There are no easy answers here. The only universal truth that I see is that FeedBurner is a must-have for anyone using a Blogspost, WordPress.com, or other free blogging service. Since you don’t have direct control over your feed to begin with, you sacrifice nothing by using FeedBurner and gain a wealth of information and tools.

But for those of us with our own servers, the choice is more difficult. FeedBurner might make sense on sites where the feed traffic is very high and could cause a drain on the service. It also makes sense if there are reliability issues that could negatively impact the user experience.

However, for most users, it would seem that you can get more features and better protection by learning the tools available to you and taking control of your own feed. That being said, those without a lot of computer experience may benefit from FeedBurner, but would still likely be better served by hitting the books.

Personally, I’ve had a growing case of “buyers remorse” in the past year since I wrote about this issue. I’ve been reading closely the FeedBurner exit strategy and considering the move.

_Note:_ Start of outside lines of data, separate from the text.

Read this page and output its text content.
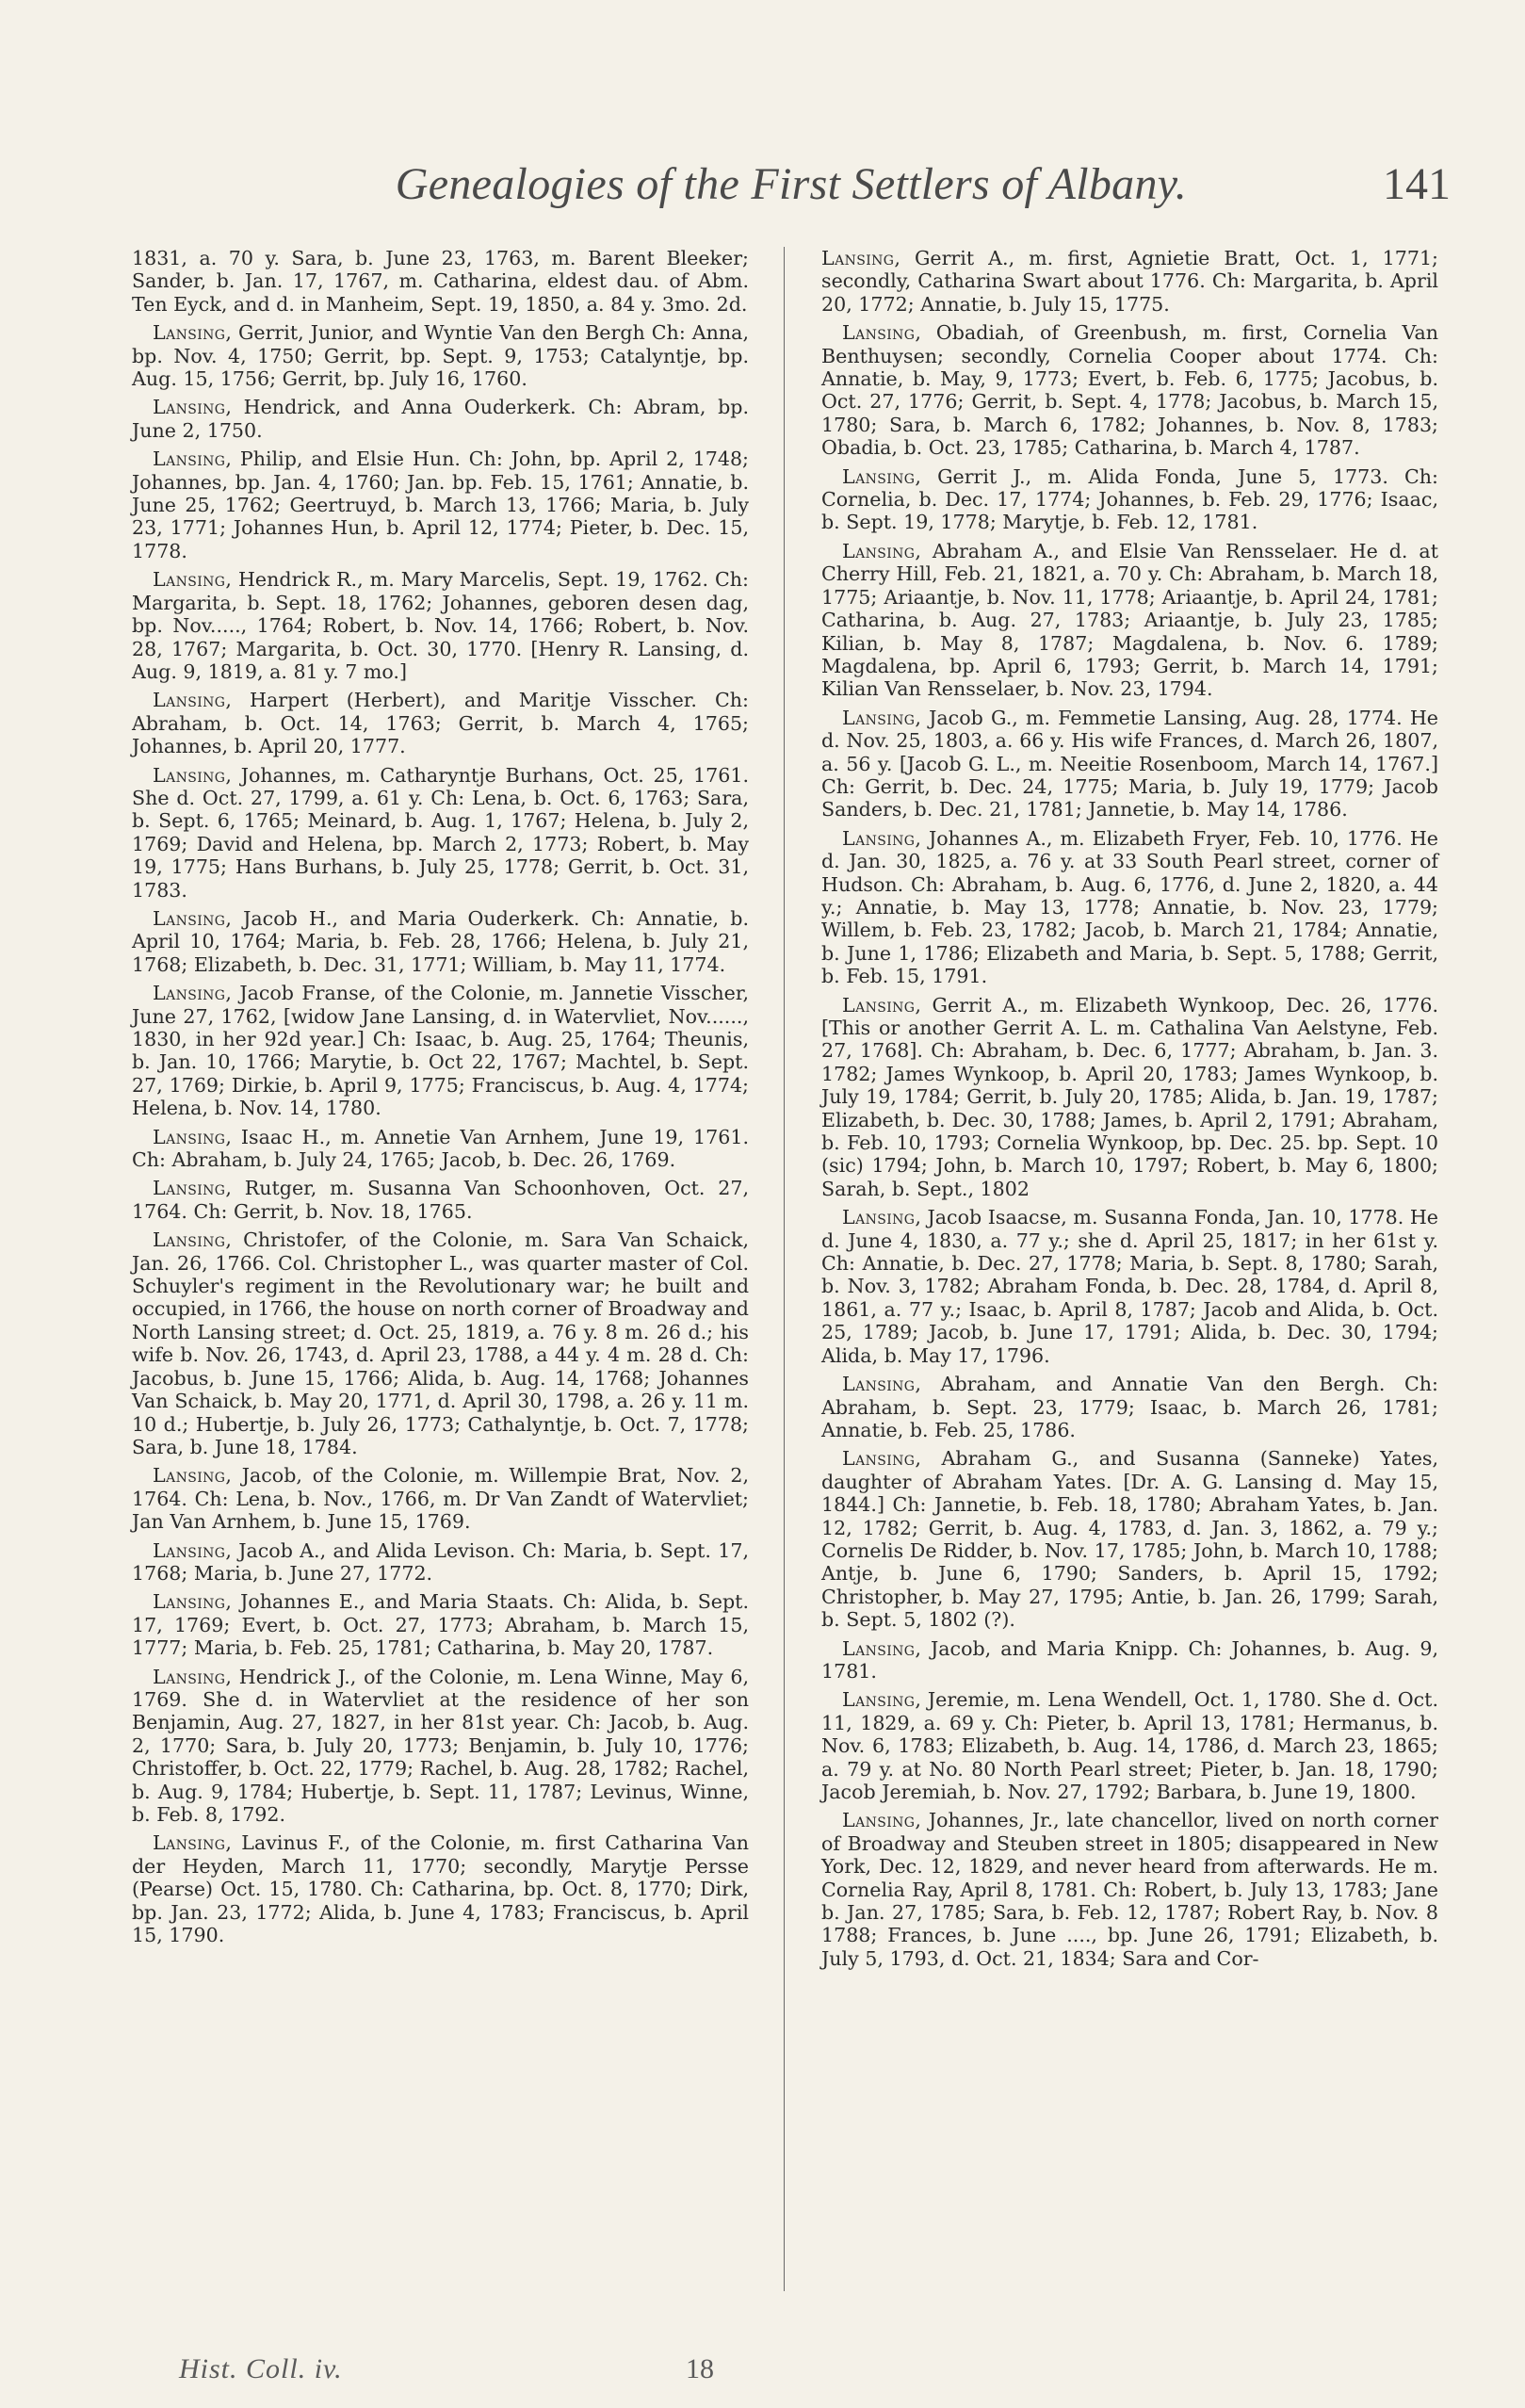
Genealogies of the First Settlers of Albany.	141

1831, a. 70 y. Sara, b. June 23, 1763, m. Barent Bleeker; Sander, b. Jan. 17, 1767, m. Catharina, eldest dau. of Abm. Ten Eyck, and d. in Manheim, Sept. 19, 1850, a. 84 y. 3mo. 2d.

Lansing, Gerrit, Junior, and Wyntie Van den Bergh Ch: Anna, bp. Nov. 4, 1750; Gerrit, bp. Sept. 9, 1753; Catalyntje, bp. Aug. 15, 1756; Gerrit, bp. July 16, 1760.

Lansing, Hendrick, and Anna Ouderkerk. Ch: Abram, bp. June 2, 1750.

Lansing, Philip, and Elsie Hun. Ch: John, bp. April 2, 1748; Johannes, bp. Jan. 4, 1760; Jan. bp. Feb. 15, 1761; Annatie, b. June 25, 1762; Geertruyd, b. March 13, 1766; Maria, b. July 23, 1771; Johannes Hun, b. April 12, 1774; Pieter, b. Dec. 15, 1778.

Lansing, Hendrick R., m. Mary Marcelis, Sept. 19, 1762. Ch: Margarita, b. Sept. 18, 1762; Johannes, geboren desen dag, bp. Nov....., 1764; Robert, b. Nov. 14, 1766; Robert, b. Nov. 28, 1767; Margarita, b. Oct. 30, 1770. [Henry R. Lansing, d. Aug. 9, 1819, a. 81 y. 7 mo.]

Lansing, Harpert (Herbert), and Maritje Visscher. Ch: Abraham, b. Oct. 14, 1763; Gerrit, b. March 4, 1765; Johannes, b. April 20, 1777.

Lansing, Johannes, m. Catharyntje Burhans, Oct. 25, 1761. She d. Oct. 27, 1799, a. 61 y. Ch: Lena, b. Oct. 6, 1763; Sara, b. Sept. 6, 1765; Meinard, b. Aug. 1, 1767; Helena, b. July 2, 1769; David and Helena, bp. March 2, 1773; Robert, b. May 19, 1775; Hans Burhans, b. July 25, 1778; Gerrit, b. Oct. 31, 1783.

Lansing, Jacob H., and Maria Ouderkerk. Ch: Annatie, b. April 10, 1764; Maria, b. Feb. 28, 1766; Helena, b. July 21, 1768; Elizabeth, b. Dec. 31, 1771; William, b. May 11, 1774.

Lansing, Jacob Franse, of the Colonie, m. Jannetie Visscher, June 27, 1762, [widow Jane Lansing, d. in Watervliet, Nov......, 1830, in her 92d year.] Ch: Isaac, b. Aug. 25, 1764; Theunis, b. Jan. 10, 1766; Marytie, b. Oct 22, 1767; Machtel, b. Sept. 27, 1769; Dirkie, b. April 9, 1775; Franciscus, b. Aug. 4, 1774; Helena, b. Nov. 14, 1780.

Lansing, Isaac H., m. Annetie Van Arnhem, June 19, 1761. Ch: Abraham, b. July 24, 1765; Jacob, b. Dec. 26, 1769.

Lansing, Rutger, m. Susanna Van Schoonhoven, Oct. 27, 1764. Ch: Gerrit, b. Nov. 18, 1765.

Lansing, Christofer, of the Colonie, m. Sara Van Schaick, Jan. 26, 1766. Col. Christopher L., was quarter master of Col. Schuyler's regiment in the Revolutionary war; he built and occupied, in 1766, the house on north corner of Broadway and North Lansing street; d. Oct. 25, 1819, a. 76 y. 8 m. 26 d.; his wife b. Nov. 26, 1743, d. April 23, 1788, a 44 y. 4 m. 28 d. Ch: Jacobus, b. June 15, 1766; Alida, b. Aug. 14, 1768; Johannes Van Schaick, b. May 20, 1771, d. April 30, 1798, a. 26 y. 11 m. 10 d.; Hubertje, b. July 26, 1773; Cathalyntje, b. Oct. 7, 1778; Sara, b. June 18, 1784.

Lansing, Jacob, of the Colonie, m. Willempie Brat, Nov. 2, 1764. Ch: Lena, b. Nov., 1766, m. Dr Van Zandt of Watervliet; Jan Van Arnhem, b. June 15, 1769.

Lansing, Jacob A., and Alida Levison. Ch: Maria, b. Sept. 17, 1768; Maria, b. June 27, 1772.

Lansing, Johannes E., and Maria Staats. Ch: Alida, b. Sept. 17, 1769; Evert, b. Oct. 27, 1773; Abraham, b. March 15, 1777; Maria, b. Feb. 25, 1781; Catharina, b. May 20, 1787.

Lansing, Hendrick J., of the Colonie, m. Lena Winne, May 6, 1769. She d. in Watervliet at the residence of her son Benjamin, Aug. 27, 1827, in her 81st year. Ch: Jacob, b. Aug. 2, 1770; Sara, b. July 20, 1773; Benjamin, b. July 10, 1776; Christoffer, b. Oct. 22, 1779; Rachel, b. Aug. 28, 1782; Rachel, b. Aug. 9, 1784; Hubertje, b. Sept. 11, 1787; Levinus, Winne, b. Feb. 8, 1792.

Lansing, Lavinus F., of the Colonie, m. first Catharina Van der Heyden, March 11, 1770; secondly, Marytje Persse (Pearse) Oct. 15, 1780. Ch: Catharina, bp. Oct. 8, 1770; Dirk, bp. Jan. 23, 1772; Alida, b. June 4, 1783; Franciscus, b. April 15, 1790.

Lansing, Gerrit A., m. first, Agnietie Bratt, Oct. 1, 1771; secondly, Catharina Swart about 1776. Ch: Margarita, b. April 20, 1772; Annatie, b. July 15, 1775.

Lansing, Obadiah, of Greenbush, m. first, Cornelia Van Benthuysen; secondly, Cornelia Cooper about 1774. Ch: Annatie, b. May, 9, 1773; Evert, b. Feb. 6, 1775; Jacobus, b. Oct. 27, 1776; Gerrit, b. Sept. 4, 1778; Jacobus, b. March 15, 1780; Sara, b. March 6, 1782; Johannes, b. Nov. 8, 1783; Obadia, b. Oct. 23, 1785; Catharina, b. March 4, 1787.

Lansing, Gerrit J., m. Alida Fonda, June 5, 1773. Ch: Cornelia, b. Dec. 17, 1774; Johannes, b. Feb. 29, 1776; Isaac, b. Sept. 19, 1778; Marytje, b. Feb. 12, 1781.

Lansing, Abraham A., and Elsie Van Rensselaer. He d. at Cherry Hill, Feb. 21, 1821, a. 70 y. Ch: Abraham, b. March 18, 1775; Ariaantje, b. Nov. 11, 1778; Ariaantje, b. April 24, 1781; Catharina, b. Aug. 27, 1783; Ariaantje, b. July 23, 1785; Kilian, b. May 8, 1787; Magdalena, b. Nov. 6. 1789; Magdalena, bp. April 6, 1793; Gerrit, b. March 14, 1791; Kilian Van Rensselaer, b. Nov. 23, 1794.

Lansing, Jacob G., m. Femmetie Lansing, Aug. 28, 1774. He d. Nov. 25, 1803, a. 66 y. His wife Frances, d. March 26, 1807, a. 56 y. [Jacob G. L., m. Neeitie Rosenboom, March 14, 1767.] Ch: Gerrit, b. Dec. 24, 1775; Maria, b. July 19, 1779; Jacob Sanders, b. Dec. 21, 1781; Jannetie, b. May 14, 1786.

Lansing, Johannes A., m. Elizabeth Fryer, Feb. 10, 1776. He d. Jan. 30, 1825, a. 76 y. at 33 South Pearl street, corner of Hudson. Ch: Abraham, b. Aug. 6, 1776, d. June 2, 1820, a. 44 y.; Annatie, b. May 13, 1778; Annatie, b. Nov. 23, 1779; Willem, b. Feb. 23, 1782; Jacob, b. March 21, 1784; Annatie, b. June 1, 1786; Elizabeth and Maria, b. Sept. 5, 1788; Gerrit, b. Feb. 15, 1791.

Lansing, Gerrit A., m. Elizabeth Wynkoop, Dec. 26, 1776. [This or another Gerrit A. L. m. Cathalina Van Aelstyne, Feb. 27, 1768]. Ch: Abraham, b. Dec. 6, 1777; Abraham, b. Jan. 3. 1782; James Wynkoop, b. April 20, 1783; James Wynkoop, b. July 19, 1784; Gerrit, b. July 20, 1785; Alida, b. Jan. 19, 1787; Elizabeth, b. Dec. 30, 1788; James, b. April 2, 1791; Abraham, b. Feb. 10, 1793; Cornelia Wynkoop, bp. Dec. 25. bp. Sept. 10 (sic) 1794; John, b. March 10, 1797; Robert, b. May 6, 1800; Sarah, b. Sept., 1802

Lansing, Jacob Isaacse, m. Susanna Fonda, Jan. 10, 1778. He d. June 4, 1830, a. 77 y.; she d. April 25, 1817; in her 61st y. Ch: Annatie, b. Dec. 27, 1778; Maria, b. Sept. 8, 1780; Sarah, b. Nov. 3, 1782; Abraham Fonda, b. Dec. 28, 1784, d. April 8, 1861, a. 77 y.; Isaac, b. April 8, 1787; Jacob and Alida, b. Oct. 25, 1789; Jacob, b. June 17, 1791; Alida, b. Dec. 30, 1794; Alida, b. May 17, 1796.

Lansing, Abraham, and Annatie Van den Bergh. Ch: Abraham, b. Sept. 23, 1779; Isaac, b. March 26, 1781; Annatie, b. Feb. 25, 1786.

Lansing, Abraham G., and Susanna (Sanneke) Yates, daughter of Abraham Yates. [Dr. A. G. Lansing d. May 15, 1844.] Ch: Jannetie, b. Feb. 18, 1780; Abraham Yates, b. Jan. 12, 1782; Gerrit, b. Aug. 4, 1783, d. Jan. 3, 1862, a. 79 y.; Cornelis De Ridder, b. Nov. 17, 1785; John, b. March 10, 1788; Antje, b. June 6, 1790; Sanders, b. April 15, 1792; Christopher, b. May 27, 1795; Antie, b. Jan. 26, 1799; Sarah, b. Sept. 5, 1802 (?).

Lansing, Jacob, and Maria Knipp. Ch: Johannes, b. Aug. 9, 1781.

Lansing, Jeremie, m. Lena Wendell, Oct. 1, 1780. She d. Oct. 11, 1829, a. 69 y. Ch: Pieter, b. April 13, 1781; Hermanus, b. Nov. 6, 1783; Elizabeth, b. Aug. 14, 1786, d. March 23, 1865; a. 79 y. at No. 80 North Pearl street; Pieter, b. Jan. 18, 1790; Jacob Jeremiah, b. Nov. 27, 1792; Barbara, b. June 19, 1800.

Lansing, Johannes, Jr., late chancellor, lived on north corner of Broadway and Steuben street in 1805; disappeared in New York, Dec. 12, 1829, and never heard from afterwards. He m. Cornelia Ray, April 8, 1781. Ch: Robert, b. July 13, 1783; Jane b. Jan. 27, 1785; Sara, b. Feb. 12, 1787; Robert Ray, b. Nov. 8 1788; Frances, b. June ...., bp. June 26, 1791; Elizabeth, b. July 5, 1793, d. Oct. 21, 1834; Sara and Cor-

Hist. Coll. iv.	18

I haven’t done it yet, largely because I fear losing subscribers and do enjoy many of the features of FeedBurner, including the reliability, but there is little doubt in my mind, and in the mind of others that I’ve talked with, that FeedBurner has stepped away from this issue for the most part and that has sped up greatly since the acquisition.

Still, I want to leave the question with you, is FeedBurner a service to use or a service to avoid? If you were starting a site today, what choice would you make?